Saturday, November 10, 2007

Media Should Not Glorify Suicides

The tragic story of Mariannet Amper, the 12-year-old girl from Davao City who committed suicide due to poverty, has gained considerable attention and sympathy. As usual, media is blaming government while government is washing its hand saying hers is an isolated case, while Lingayen Archbishop Oscar Cruz says we are all to blame.

It takes a village to raise a child. I agree with Bishop Cruz that we all are to blame for the death of Mariannet Amper. Her parents are to blame for not acquiring more marketable skills that would have raised their take-home pay. They should also be scolded for bringing into this world children that they cannot adequately provide for. Media is equally guilty for influencing our children's consumerist attitude and for the lionizing the death of Mariannet (she is now dubbed patron saint of poverty in today's Inquirer editorial here). Government is to blame for creating the over-all situation of widespread poverty and low incomes.

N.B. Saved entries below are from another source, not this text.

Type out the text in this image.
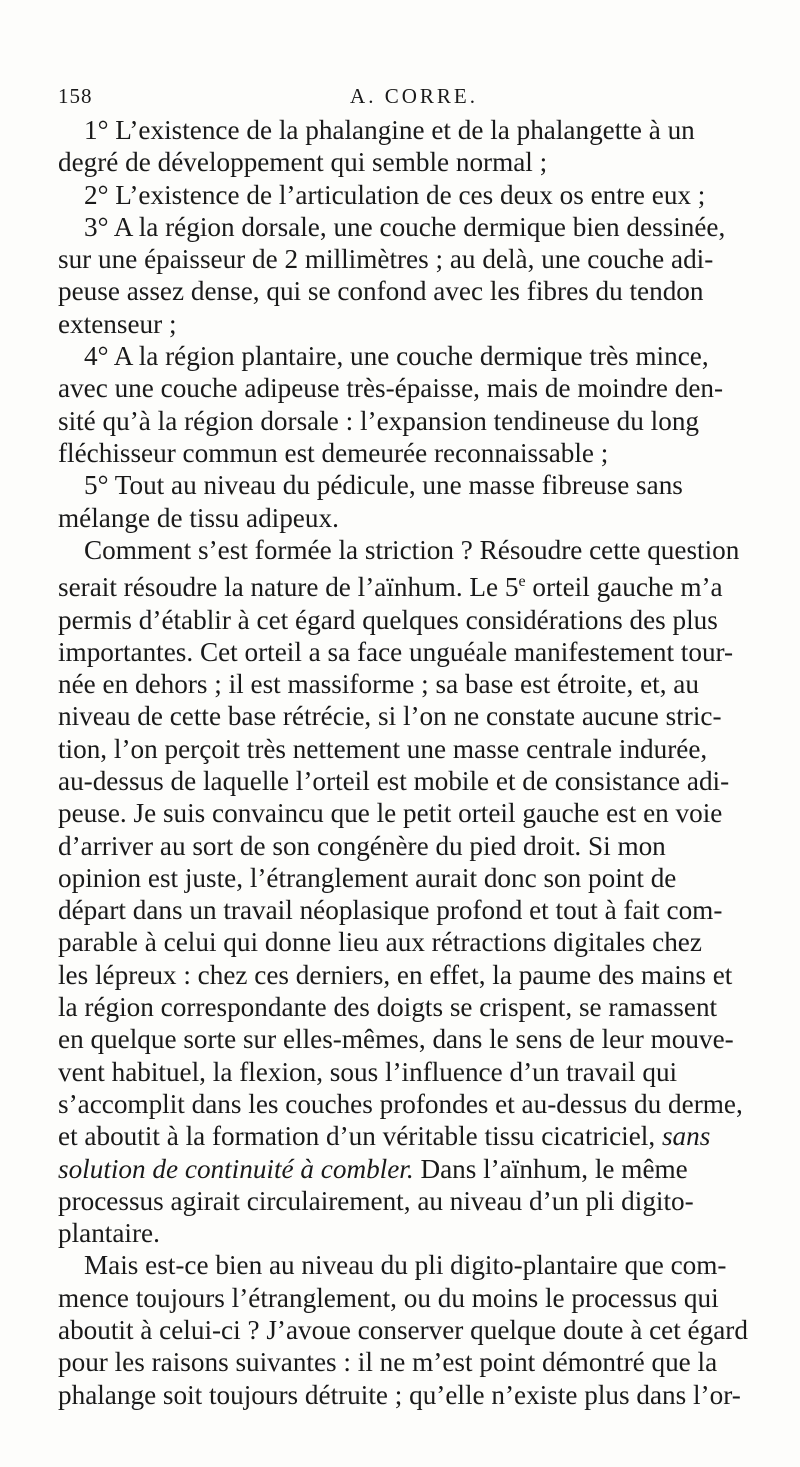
158	A. CORRE.

1° L’existence de la phalangine et de la phalangette à un
degré de développement qui semble normal ;

2° L’existence de l’articulation de ces deux os entre eux ;

3° A la région dorsale, une couche dermique bien dessinée,
sur une épaisseur de 2 millimètres ; au delà, une couche adi-
peuse assez dense, qui se confond avec les fibres du tendon
extenseur ;

4° A la région plantaire, une couche dermique très mince,
avec une couche adipeuse très-épaisse, mais de moindre den-
sité qu’à la région dorsale : l’expansion tendineuse du long
fléchisseur commun est demeurée reconnaissable ;

5° Tout au niveau du pédicule, une masse fibreuse sans
mélange de tissu adipeux.

Comment s’est formée la striction ? Résoudre cette question
serait résoudre la nature de l’aïnhum. Le 5e orteil gauche m’a
permis d’établir à cet égard quelques considérations des plus
importantes. Cet orteil a sa face unguéale manifestement tour-
née en dehors ; il est massiforme ; sa base est étroite, et, au
niveau de cette base rétrécie, si l’on ne constate aucune stric-
tion, l’on perçoit très nettement une masse centrale indurée,
au-dessus de laquelle l’orteil est mobile et de consistance adi-
peuse. Je suis convaincu que le petit orteil gauche est en voie
d’arriver au sort de son congénère du pied droit. Si mon
opinion est juste, l’étranglement aurait donc son point de
départ dans un travail néoplasique profond et tout à fait com-
parable à celui qui donne lieu aux rétractions digitales chez
les lépreux : chez ces derniers, en effet, la paume des mains et
la région correspondante des doigts se crispent, se ramassent
en quelque sorte sur elles-mêmes, dans le sens de leur mouve-
vent habituel, la flexion, sous l’influence d’un travail qui
s’accomplit dans les couches profondes et au-dessus du derme,
et aboutit à la formation d’un véritable tissu cicatriciel, sans
solution de continuité à combler. Dans l’aïnhum, le même
processus agirait circulairement, au niveau d’un pli digito-
plantaire.

Mais est-ce bien au niveau du pli digito-plantaire que com-
mence toujours l’étranglement, ou du moins le processus qui
aboutit à celui-ci ? J’avoue conserver quelque doute à cet égard
pour les raisons suivantes : il ne m’est point démontré que la
phalange soit toujours détruite ; qu’elle n’existe plus dans l’or-
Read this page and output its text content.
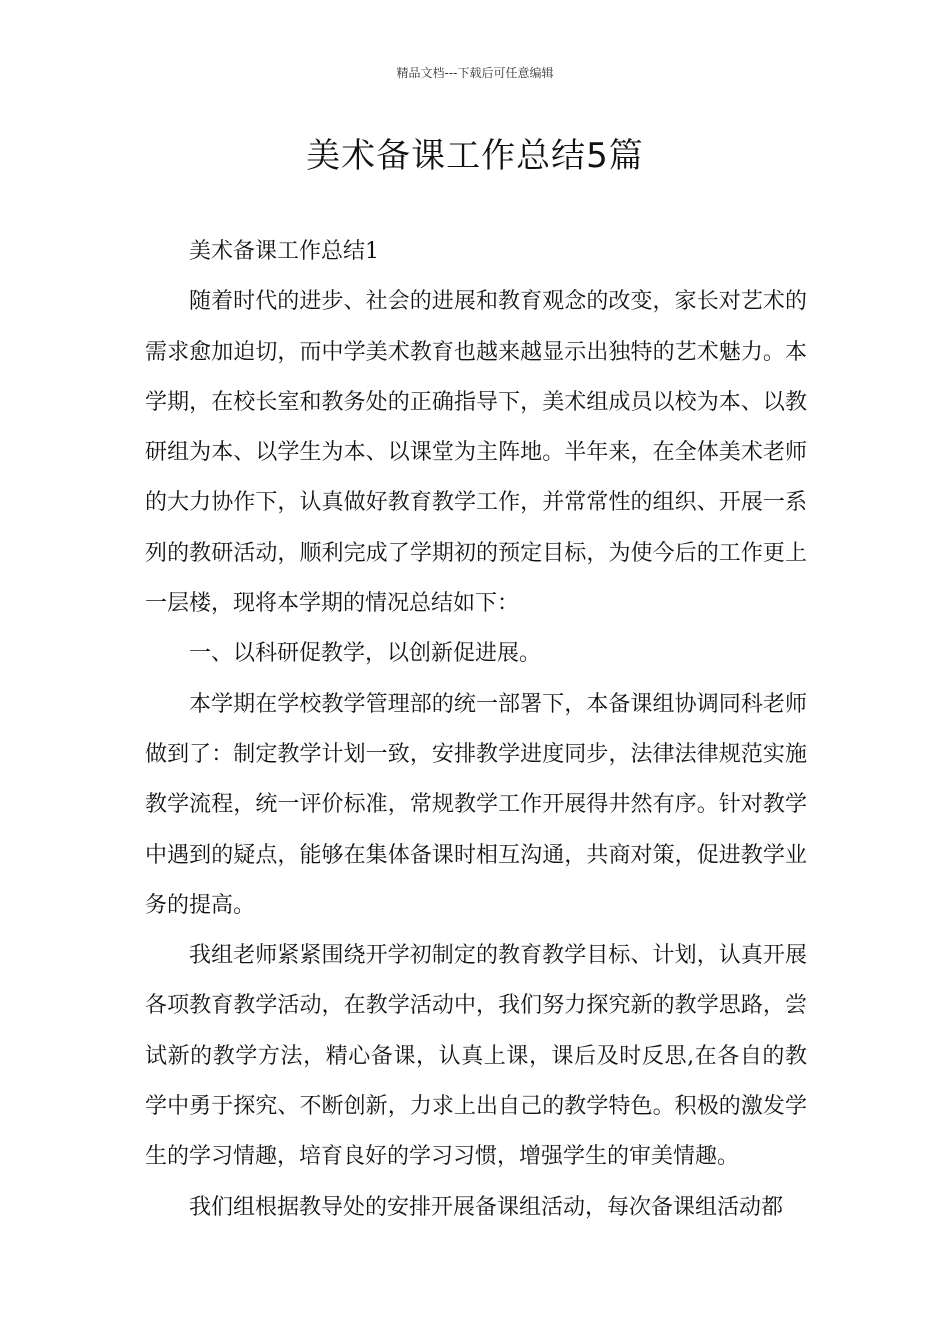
精品文档---下载后可任意编辑
美术备课工作总结5篇

美术备课工作总结1

随着时代的进步、社会的进展和教育观念的改变，家长对艺术的需求愈加迫切，而中学美术教育也越来越显示出独特的艺术魅力。本学期，在校长室和教务处的正确指导下，美术组成员以校为本、以教研组为本、以学生为本、以课堂为主阵地。半年来，在全体美术老师的大力协作下，认真做好教育教学工作，并常常性的组织、开展一系列的教研活动，顺利完成了学期初的预定目标，为使今后的工作更上一层楼，现将本学期的情况总结如下：

一、以科研促教学，以创新促进展。

本学期在学校教学管理部的统一部署下，本备课组协调同科老师做到了：制定教学计划一致，安排教学进度同步，法律法律规范实施教学流程，统一评价标准，常规教学工作开展得井然有序。针对教学中遇到的疑点，能够在集体备课时相互沟通，共商对策，促进教学业务的提高。

我组老师紧紧围绕开学初制定的教育教学目标、计划，认真开展各项教育教学活动，在教学活动中，我们努力探究新的教学思路，尝试新的教学方法，精心备课，认真上课，课后及时反思,在各自的教学中勇于探究、不断创新，力求上出自己的教学特色。积极的激发学生的学习情趣，培育良好的学习习惯，增强学生的审美情趣。

我们组根据教导处的安排开展备课组活动，每次备课组活动都
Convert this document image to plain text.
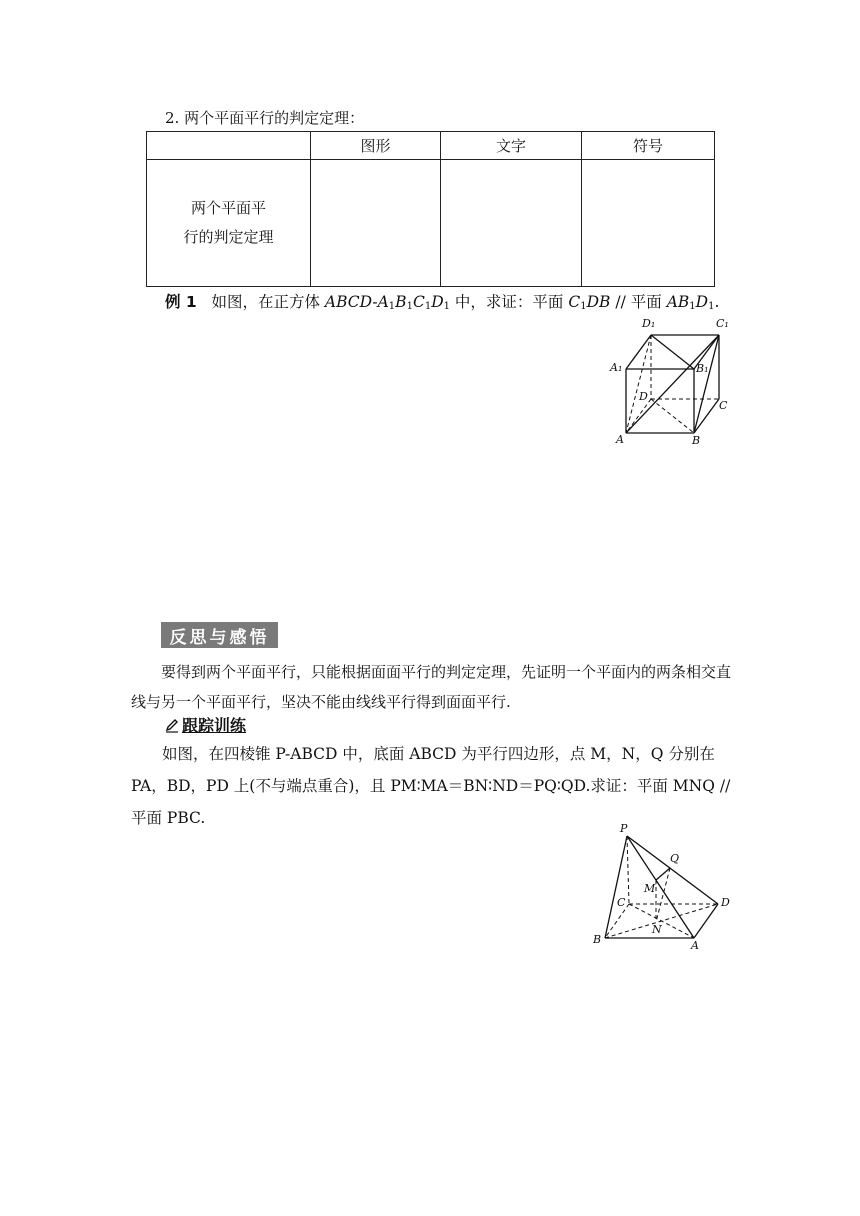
2. 两个平面平行的判定定理：
	图形	文字	符号
两个平面平
行的判定定理			
例 1 如图，在正方体 ABCD-$A_1B_1C_1D_1$ 中，求证：平面 $C_1DB$ // 平面 $AB_1D_1$.
D₁	C₁
A₁	B₁
D
C
A	B
反思与感悟
要得到两个平面平行，只能根据面面平行的判定定理，先证明一个平面内的两条相交直线与另一个平面平行，坚决不能由线线平行得到面面平行.
跟踪训练
如图，在四棱锥 P-ABCD 中，底面 ABCD 为平行四边形，点 M，N，Q 分别在 PA，BD，PD 上(不与端点重合)，且 PM∶MA＝BN∶ND＝PQ∶QD.求证：平面 MNQ // 平面 PBC.
P
Q
M
C	D
N
B	A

But on the other hand, no one is entirely to blame for Mariannet's death. Her father was a carpenter and therefore did not belong to the "idle poor." In fact, her father was able to advance P1,000 from his employer and was on his way home so he can presumably tell his children that they could now go back to school. Davao City is one of the best places in the country to live in - the standard of living is low, there is peace and order and they have a good performing mayor there - in fact, it is one of the few places in this country where government truly works. Philippine media has been accused of perpetuating consumerism and hopelessness by constantly depicting a "doom and gloom" picture of our country. But this doesn't push those living below the poverty line to take their own lives en masse. Far from it, many of the poor people I see seem to be always smiling. And judging from the number of their children, I think it's safe to assume that many of them are not suffering from depression (as depression lowers sex drive - read more here).

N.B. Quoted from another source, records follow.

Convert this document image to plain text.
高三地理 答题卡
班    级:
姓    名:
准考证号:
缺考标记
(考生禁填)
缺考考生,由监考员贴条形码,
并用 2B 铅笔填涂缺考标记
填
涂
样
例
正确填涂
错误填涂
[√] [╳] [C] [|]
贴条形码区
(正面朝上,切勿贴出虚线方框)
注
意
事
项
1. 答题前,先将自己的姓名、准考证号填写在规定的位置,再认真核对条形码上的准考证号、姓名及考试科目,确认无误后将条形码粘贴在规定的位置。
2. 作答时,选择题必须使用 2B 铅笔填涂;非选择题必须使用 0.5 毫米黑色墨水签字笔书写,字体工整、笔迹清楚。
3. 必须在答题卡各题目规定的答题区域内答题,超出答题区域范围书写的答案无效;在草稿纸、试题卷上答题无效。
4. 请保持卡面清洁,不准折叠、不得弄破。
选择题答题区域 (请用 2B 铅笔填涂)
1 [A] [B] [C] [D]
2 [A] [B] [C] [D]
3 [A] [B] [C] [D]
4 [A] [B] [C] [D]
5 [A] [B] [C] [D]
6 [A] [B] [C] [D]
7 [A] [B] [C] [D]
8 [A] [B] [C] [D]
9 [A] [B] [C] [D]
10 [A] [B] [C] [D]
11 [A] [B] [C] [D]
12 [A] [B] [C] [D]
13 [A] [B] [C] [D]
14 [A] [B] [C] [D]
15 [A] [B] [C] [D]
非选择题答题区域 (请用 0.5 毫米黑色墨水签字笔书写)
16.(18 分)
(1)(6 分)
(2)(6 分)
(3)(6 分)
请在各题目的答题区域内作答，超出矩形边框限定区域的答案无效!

As a father to a 3-year-old boy, I constantly worry about what the future holds for my son. Although it may seem (judging from my blog topics here) that I spend most of my time thinking about politics in our country, that is not the case. Like most Filipinos, I worry about mundane things most of the time. I worry about paying the bills, my house amortization, my VISA card arrears, the ever-rising cost of gasoline and basic commodities, how to increase my monthly income, etc. Mostly I worry about being able to provide my son a good education which, with the rising cost of tuition and deteriorating quality of instruction, is getting harder and harder to obtain. I worry about teaching him the correct values and work ethic which, amidst the corruption and instability, is getting harder and harder to acquire. I worry for my boy because various studies show that girls are more likely to finish school than boys, are more likely to succeed in their careers and get far in life (read Inquirer's Michael Tan "Wanted: Female" article, PCIJ's "Favored as Boys, Disadvantaged as Men" by Jaileen Jimeno and this Newsweek article "The Trouble With Boys" by Peg Tyre).

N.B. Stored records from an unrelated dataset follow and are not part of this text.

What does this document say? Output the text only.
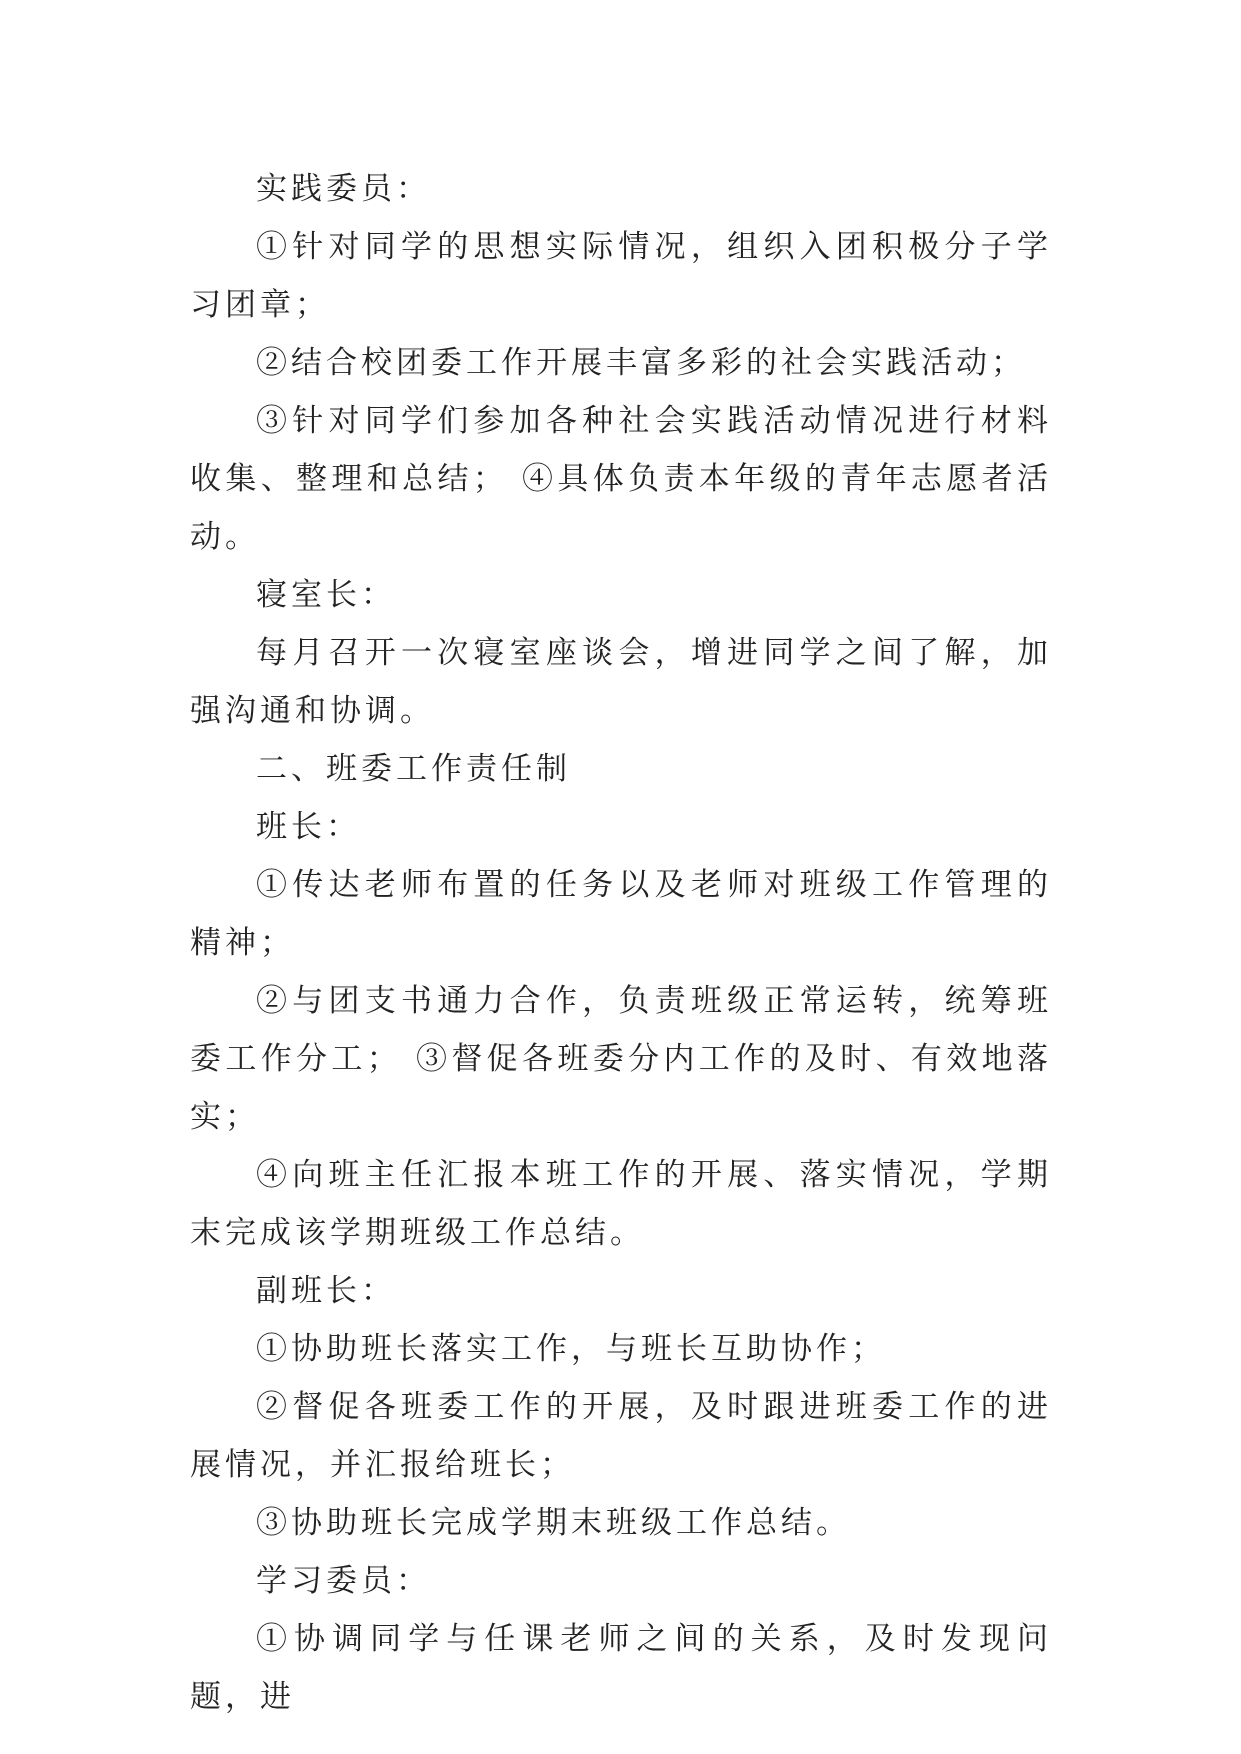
实践委员：

①针对同学的思想实际情况，组织入团积极分子学习团章；

②结合校团委工作开展丰富多彩的社会实践活动；

③针对同学们参加各种社会实践活动情况进行材料收集、整理和总结； ④具体负责本年级的青年志愿者活动。

寝室长：

每月召开一次寝室座谈会，增进同学之间了解，加强沟通和协调。

二、班委工作责任制

班长：

①传达老师布置的任务以及老师对班级工作管理的精神；

②与团支书通力合作，负责班级正常运转，统筹班委工作分工； ③督促各班委分内工作的及时、有效地落实；

④向班主任汇报本班工作的开展、落实情况，学期末完成该学期班级工作总结。

副班长：

①协助班长落实工作，与班长互助协作；

②督促各班委工作的开展，及时跟进班委工作的进展情况，并汇报给班长；

③协助班长完成学期末班级工作总结。

学习委员：

①协调同学与任课老师之间的关系，及时发现问题，进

How times have changed. I notice that children today have become more and more materialistic. A typical 12-year-old kid today already knows the difference between a LaCoste shirt and a Hang Ten shirt. There are even elementary-age boys who can tell that a Mercedes Benz SLK is more expensive than a Toyota Camry. I also observe that kids today demand instant gratification. Back when I was a teenager, I had to wait literally 'til Christmas for the pair of Nike Air shoes that I so wanted back then. If I wanted a new Tears for Fears CD or latest Batman comics, I had to save my school allowance. I remember that Levi's jeans was the height of fashion then and the I car I longed to drive when I grew up was a Mitsubishi Lancer (box-type). And this was not too long ago mind you - I recently turned 35 last October - but it seems that our values changed overnight. Kids today not only want expensive things like I-Pods, laptops and PSPs but they want it instantly.

In other cultures, suicide is viewed as an acceptable, even noble way of ending one's life. Defeated samurai warriors would slit their bellies rather than live their lives in shame and European nobles would drink poison in order to redeem their honor. Moslem radicals would even blow up themselves in the belief that they would go to heaven. It is only in Catholic countries like the Philippines where suicide is viewed as a mortal sin. Catholic dogma tells us that any person taking his or her own life will go straight to hell. The parish priest also is not supposed to bless and allow the victim's cadaver to be interred in any Catholic cemetery. But instead of condemnation, the suicide of Mariannet has elicited widespread sympathy for her and her family.

In this country, if you were born poor chances are you will also die poor. It may be that Mariannet was a deeply perceptive child and seeing the hopelessness of her situation, refused to live a life of endless suffering and indignity. Suicides are a cry for help and it may be that Mariannet was simply calling attention to her plight. Or it may only that she became despondent for not getting a new shoe. We will never know what went on in young Mariannet's mind.

I think it is wrong for media to lionize Mariannet as the patron saint of poverty and glorify suicide as a noble way out of poverty because it might influence other children to think that it is okay to take your own life. It might induce copycats especially among our teen-aged children. I remember that "sex scandal" videos mushroomed in the country after the Paris Hilton sex video came out. Let's just hope that Mariannet's suicide will not start a trend among our youth.